Originally published in
EarthTimes
Newsletter of Earth Day Southern Tier, Binghamton, NY USA
May/June 1997, p. 6
Chilling Revelations About Declining Forests
Following upon my travels to the ancient forests of the Pacific Northwest last summer and my involvement with the recent logging controversy in our Aqua-Terra Park I have sought to learn more about trees and the ecology of forests. My readings have led me to a disturbing book, The Dying of the Trees by Charles E. Little (New York: Viking/Penguin, 1995). Unlike many books of the gloom and doom genre, Little’s dwells not on horrific predictions of what will happen fifty years hence unless we curb human population growth, or fail to recycle more soft drink containers, but instead tells what has already occurred in America’s forests. And he tells us why most people haven't heard about it.

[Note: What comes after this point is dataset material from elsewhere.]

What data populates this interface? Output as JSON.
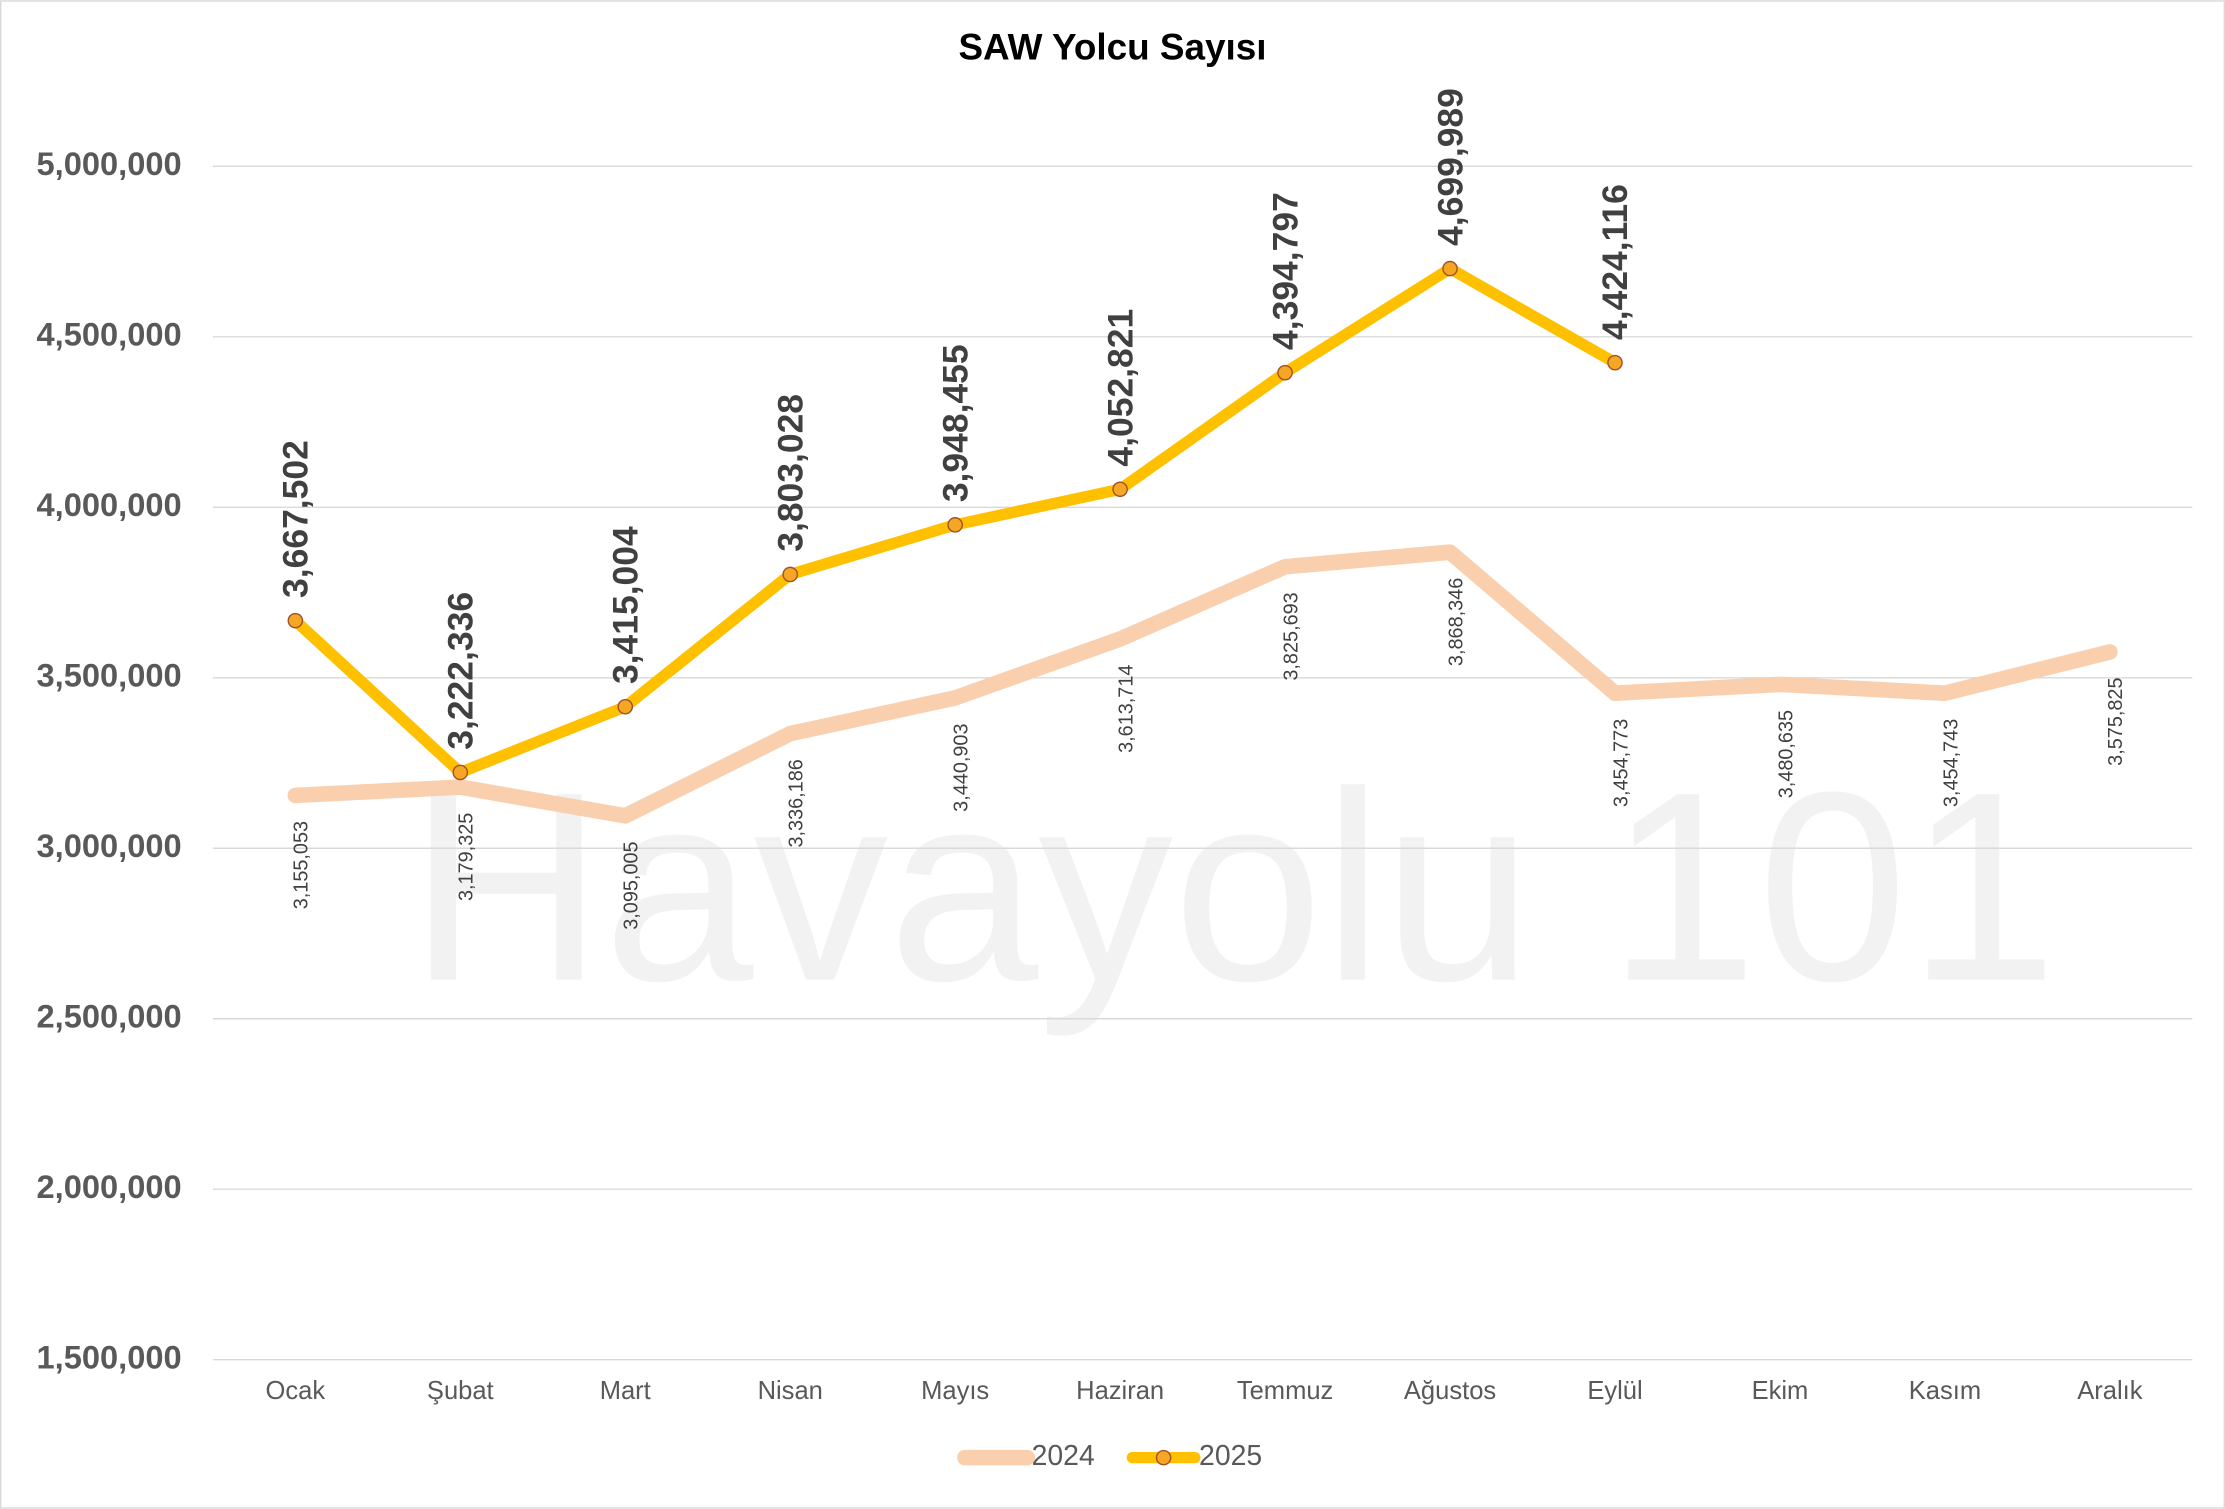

According to Little there is a pandemic in forests not only in the US, but around the world. Some of its causes are well-known, such as the logging of tropical rainforests and their conversion to cattle pasture. But most of the causes in this country are not so prominently publicized, primarily because the perpetrators, namely the timber industry, the electric power industry and automobile manufacturers, have the political clout to influence the methodology and conclusions of forestry research conducted or funded by the US government. Little, who had worked for thirty years in the environmental field, traveled throughout the US, from Maine to North Carolina; from Colorado to California, interviewing researchers and environmentalists willing to speak forthrightly about what has been happening to our forests. Herewith a few of his more chilling revelations.
Air pollution, containing compounds of sulfur and nitrogen, has precipitated a forest decline from Quebec to North Carolina. These airborne substances, or their chemical precursors, injected into the atmosphere by Midwestern industries and electric power plants, return to earth in the form of acid rain. The results: excessive nitrogen deposition which inhibits materials the trees produce to resist disease and insects. Furthermore, acidified soil not only releases toxic aluminum into tree roots which kills them, but it promotes the leaching away of soil nutrients. Fungi and soil invertebrates, essential for returning nutrients to the soil, also have substantially declined from this pollution. Trees are thus poisoned and starved.
And what have been some documented effects on trees?
On Vermont’s Camels Hump there has been a 48% decline in the number of red spruce from 1965 to 1979 and an additional 50% decline by 1990.
For the sugar maple throughout Vermont and Quebec, decline episodes have increased in frequency and severity since the mid 1970s. In 1986 Vermont was hit with a 36% decline in maple syrup production. In 1988 researchers found that the number of maple trees showing symptoms of decline had reached 91.3% in Quebec’s Appalachian mountain region. Weakened by toxic pollution, the trees are easy prey for insects such as pear thrips which have moved increasingly northward during the past decade.
Smothered by tropospheric ozone (a by-product of automobile exhaust) rising from California’s San Joaquin Valley, the number of trees in the Sierra and Sequoia National Forests afflicted with chlorotic mottle increased from about 20% in 1977 to 55% nine years later. This disease, affecting ponderosa and Jeffrey pines, develops as a faint yellowing of the oldest needles which subsequently fall off. Thus weakened, the tree typically dies from an opportunistic infestation of beetles or fungus.
Little’s prescription for reversing these trends relies primarily on reducing various types of air pollution. But given the grip polluting industries currently have on many politicians that will be a difficult task.